John McNulty: Great. Thanks very much for the color.

Operator: Your next question comes from Steve Tusa with JPMorgan. Please go ahead.

Steve Tusa: Hi, good morning.

Ed Breen: Good morning, Steve.

Steve Tusa: Is there any reason over the course of this recovery, why your business should decouple from broad electronics trends? I mean, are you guys less exposed to what’s going on in AI and data center? Have you guys — do you think you’ve lost share anywhere because a different technology is required in those applications? I mean it just seems like electronics right now is kind of a multispeed world. And I think I would have expected a little more out of you guys so far, but maybe just some comments on how kind of coupled you’re going to be to that recovery.

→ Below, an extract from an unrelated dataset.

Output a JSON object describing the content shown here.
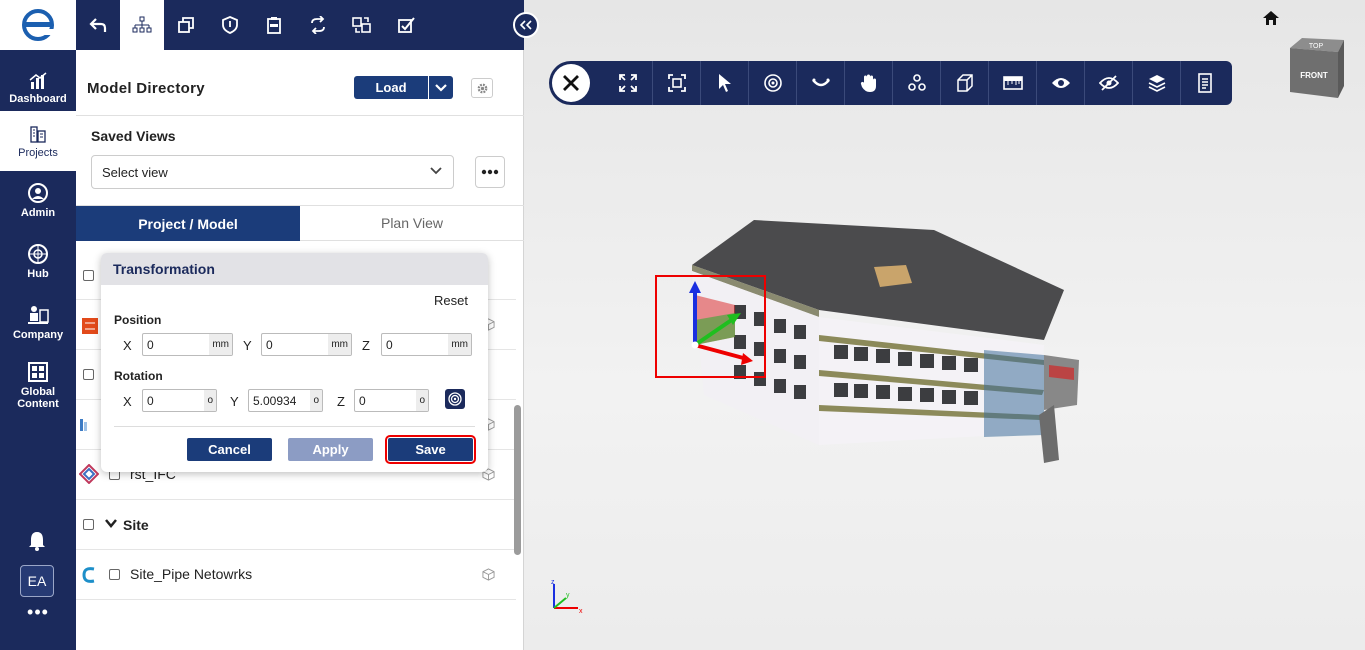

Ed Breen: I think we’re very coupled to it because the big — one of the big demand drivers next year is data center and that’s a lot of advanced chip applications. I won’t say the customer’s name, but there’s one that’s been out there very steadily that is requiring a lot of advanced chips that is a key customer of ours. So, that whole drive towards AI data center and the need for advanced chips plays right to the sweet spot of our portfolio. So no, we won’t decouple at all. There’s no area that’s going to grow faster in the semi side that we won’t participate in. That truly is our sweet spot as we go forward here. Remember, in a typical times, we’ve consistently outgrown the market to 300 basis points because of that dynamic.

Steve Tusa: Okay.

Lori Koch: Yeah. I think, Steve, too, so on semi, it’s around a $2 billion business for us, about $700 million of that is data center. So it’s a pretty large chunk. If you look at the results and the forecast that the OEMs are providing, it’s oftentimes skewed by the price of the chip, which it has no impact on our volumes and our revenues. So that’s one thing maybe just to clarify to make sure that if you’re seeing lift in some of the OEMs, it’s probably right now more coming from price, especially on the memory side. Our portfolio is about 30% memory, 70% logic foundry from a disposition perspective as well.